I wasn’t the one who committed the crime, my friend did, but I was with him. Am I guilty?
If you encourage another person to commit an offence, aid another person in committing an offence, or either do or admit to do any act for the purpose of enabling or aiding another person to commit an offence, you may be charged with the same offence as the principal offender.
In such a circumstance you would be referred to as an ‘accessory’ either before or after the fact and we strongly recommend that you seek legal advice from a skilled Solicitor, to ensure that you receive the best defence possible.
In what circumstances can the Police enter my house?
In Queensland, the Police have the power to search your house both with and without a warrant in varying situations. That said, there are specific procedures that the Police must follow when executing a search warrant and you as the occupier have rights prescribed by law. The Police may be issued with a search warrant if there are reasonable grounds to suspect:-
- The commission of an offence at the property; or
- The presence of evidence related to the commission of an offence at the property.
Police are able to search a property without a search warrant if they reasonably suspect:-
- a thing at the property or in the possession of a person who is at the property, which is evidence in relation to the commission of a particular offence; and
- The evidence may be concealed and/or destroyed unless the place is immediately entered or searched.
We recommend that you seek legal advice as soon as possible after you have been provided with a copy of a search warrant.

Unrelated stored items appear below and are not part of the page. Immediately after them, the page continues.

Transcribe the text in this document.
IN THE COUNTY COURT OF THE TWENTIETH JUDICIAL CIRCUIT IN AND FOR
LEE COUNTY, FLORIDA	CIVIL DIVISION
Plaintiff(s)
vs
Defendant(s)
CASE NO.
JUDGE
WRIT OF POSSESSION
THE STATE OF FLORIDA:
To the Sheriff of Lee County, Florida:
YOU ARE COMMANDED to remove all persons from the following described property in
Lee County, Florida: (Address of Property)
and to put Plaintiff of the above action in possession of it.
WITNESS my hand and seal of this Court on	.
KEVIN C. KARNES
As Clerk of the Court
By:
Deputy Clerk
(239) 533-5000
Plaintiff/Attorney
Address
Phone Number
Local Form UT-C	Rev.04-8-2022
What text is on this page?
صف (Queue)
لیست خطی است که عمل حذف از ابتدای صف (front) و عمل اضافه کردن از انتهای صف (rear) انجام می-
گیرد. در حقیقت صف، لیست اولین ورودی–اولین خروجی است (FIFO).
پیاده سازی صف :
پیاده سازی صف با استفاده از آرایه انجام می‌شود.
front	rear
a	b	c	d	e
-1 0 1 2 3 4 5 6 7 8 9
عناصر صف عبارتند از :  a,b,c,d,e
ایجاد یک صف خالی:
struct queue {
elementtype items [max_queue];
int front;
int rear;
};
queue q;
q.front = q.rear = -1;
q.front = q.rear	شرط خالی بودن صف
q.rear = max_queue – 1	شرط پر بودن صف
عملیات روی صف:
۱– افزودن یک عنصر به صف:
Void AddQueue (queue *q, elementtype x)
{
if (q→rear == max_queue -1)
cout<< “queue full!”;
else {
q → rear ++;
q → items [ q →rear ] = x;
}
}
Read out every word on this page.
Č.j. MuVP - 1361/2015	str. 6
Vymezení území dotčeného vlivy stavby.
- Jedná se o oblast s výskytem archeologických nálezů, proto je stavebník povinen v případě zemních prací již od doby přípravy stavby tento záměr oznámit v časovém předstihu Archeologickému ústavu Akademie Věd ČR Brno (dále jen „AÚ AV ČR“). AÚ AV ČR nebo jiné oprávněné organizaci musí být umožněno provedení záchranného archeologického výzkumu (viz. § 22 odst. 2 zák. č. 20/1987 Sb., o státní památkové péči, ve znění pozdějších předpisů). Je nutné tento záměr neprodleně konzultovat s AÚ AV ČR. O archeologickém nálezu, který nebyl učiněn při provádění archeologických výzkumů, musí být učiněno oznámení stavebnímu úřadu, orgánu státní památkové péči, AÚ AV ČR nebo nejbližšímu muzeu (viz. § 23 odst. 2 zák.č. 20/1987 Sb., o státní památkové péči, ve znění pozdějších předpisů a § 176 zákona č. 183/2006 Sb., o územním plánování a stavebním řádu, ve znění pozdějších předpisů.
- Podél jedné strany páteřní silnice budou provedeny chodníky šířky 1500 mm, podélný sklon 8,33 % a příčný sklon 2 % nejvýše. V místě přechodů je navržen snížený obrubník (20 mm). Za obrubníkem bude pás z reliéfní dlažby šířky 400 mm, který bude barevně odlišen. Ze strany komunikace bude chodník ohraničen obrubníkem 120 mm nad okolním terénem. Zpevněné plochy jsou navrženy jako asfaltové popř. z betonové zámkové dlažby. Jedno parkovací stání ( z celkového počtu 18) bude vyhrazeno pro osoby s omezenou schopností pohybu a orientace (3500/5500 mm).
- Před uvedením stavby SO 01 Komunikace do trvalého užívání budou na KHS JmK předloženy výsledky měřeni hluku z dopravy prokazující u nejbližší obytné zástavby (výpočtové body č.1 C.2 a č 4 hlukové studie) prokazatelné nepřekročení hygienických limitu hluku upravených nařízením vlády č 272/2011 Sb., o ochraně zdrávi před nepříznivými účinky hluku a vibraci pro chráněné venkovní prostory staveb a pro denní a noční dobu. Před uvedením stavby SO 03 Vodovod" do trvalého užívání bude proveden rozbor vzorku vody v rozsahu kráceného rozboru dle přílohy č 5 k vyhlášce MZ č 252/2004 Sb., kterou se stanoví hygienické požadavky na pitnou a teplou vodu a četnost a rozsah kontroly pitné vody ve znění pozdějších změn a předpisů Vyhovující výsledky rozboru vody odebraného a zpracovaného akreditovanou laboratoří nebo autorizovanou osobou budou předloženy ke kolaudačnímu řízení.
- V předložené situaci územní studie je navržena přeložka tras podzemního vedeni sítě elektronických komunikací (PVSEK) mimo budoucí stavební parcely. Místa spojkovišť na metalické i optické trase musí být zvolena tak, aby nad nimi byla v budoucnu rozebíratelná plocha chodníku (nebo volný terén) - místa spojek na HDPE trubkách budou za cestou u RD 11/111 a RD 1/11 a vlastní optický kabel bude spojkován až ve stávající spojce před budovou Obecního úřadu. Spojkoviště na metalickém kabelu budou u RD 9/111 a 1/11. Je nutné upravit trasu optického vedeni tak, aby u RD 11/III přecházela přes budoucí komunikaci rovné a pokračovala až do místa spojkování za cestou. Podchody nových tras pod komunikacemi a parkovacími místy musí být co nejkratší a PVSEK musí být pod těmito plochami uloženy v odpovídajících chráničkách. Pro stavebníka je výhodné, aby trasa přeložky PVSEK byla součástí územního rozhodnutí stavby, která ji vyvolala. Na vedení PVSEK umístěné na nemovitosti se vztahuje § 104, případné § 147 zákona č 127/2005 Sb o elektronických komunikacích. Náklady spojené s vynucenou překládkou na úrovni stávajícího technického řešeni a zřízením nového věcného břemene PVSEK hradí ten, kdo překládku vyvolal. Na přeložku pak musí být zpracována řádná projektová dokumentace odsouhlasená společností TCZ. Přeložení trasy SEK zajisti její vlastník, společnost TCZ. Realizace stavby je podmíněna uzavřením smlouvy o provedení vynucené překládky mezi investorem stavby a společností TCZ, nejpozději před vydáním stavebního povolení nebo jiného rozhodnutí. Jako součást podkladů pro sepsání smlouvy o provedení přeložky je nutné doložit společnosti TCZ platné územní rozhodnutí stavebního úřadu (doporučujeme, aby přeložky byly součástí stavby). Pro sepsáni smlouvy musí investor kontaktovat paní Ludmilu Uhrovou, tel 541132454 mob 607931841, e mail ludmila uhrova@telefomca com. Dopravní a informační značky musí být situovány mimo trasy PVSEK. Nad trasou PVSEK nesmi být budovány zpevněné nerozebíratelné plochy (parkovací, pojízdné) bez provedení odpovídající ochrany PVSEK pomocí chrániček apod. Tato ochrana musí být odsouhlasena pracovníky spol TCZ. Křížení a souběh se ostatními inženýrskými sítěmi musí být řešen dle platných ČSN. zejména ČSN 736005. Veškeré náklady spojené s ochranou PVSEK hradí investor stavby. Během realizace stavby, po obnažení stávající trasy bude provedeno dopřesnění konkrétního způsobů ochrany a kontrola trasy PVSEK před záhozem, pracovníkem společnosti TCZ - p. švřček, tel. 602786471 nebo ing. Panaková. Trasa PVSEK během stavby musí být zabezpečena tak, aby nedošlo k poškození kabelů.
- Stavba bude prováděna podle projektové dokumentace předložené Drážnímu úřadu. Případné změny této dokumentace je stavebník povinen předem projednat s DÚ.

Contacting your solicitor will be vital in informing you of your rights in relation to the conduct of the search of your premises, including providing you with answers to common questions, such as, if you have to hand over combinations to safes located at the property, or passwords for electronic devises.
Can I go to Jail?
Whether you will go to jail depends on whether the Police have sufficient evidence to secure a conviction against you and the type of charge you are facing.
The Criminal Code sets maximum (and in some cases minimum) penalties that can be awarded by the Court in the event that you either plead guilty to an offence or are found guilty of that offence.
A Court must take into account a whole range of factors before it imposes a jail term. For example, your past criminal history, your background and any particular circumstances that might explain your conduct, any medical conditions and any other circumstances that are often referred to as “mitigating factors”.
At the risk of stating the obvious, the more serious the charge the higher the stakes and the greater chance of a jail term being imposed. If you are facing the prospect of a Police investigation, it is important that you seek legal advice from a solicitor experienced with handling Police matters at the earliest opportunity. In our experience, the earlier we can be involved in the matter the greater our prospects of managing the critical issues and achieving a desirable result for you.
Do I have to answer questions from the Police?
Generally speaking the answer to this question is no.
Whether to participate in a Police interview is a critical decision which needs to be made in each individual case. You need legal advice from an experienced criminal law solicitor before making that decision.
Can the Police record a conversation with me?
Yes, the police are legally able to record a conversation with you. In fact, in any of your dealings with the police you should, out of an abundance of caution, assume that the conversation is being recorded.
Many people think that the police can only record you if you agree to participate in a formal police record of interview at the police station. That is incorrect. Police can telephone you and record that conversation and use it as evidence against you. By way of example, there have been numerous cases where the complainant has telephoned an alleged offender and that conversation has been recorded by the Police with the complainant’s consent. Such telephone calls are often made from a Police station.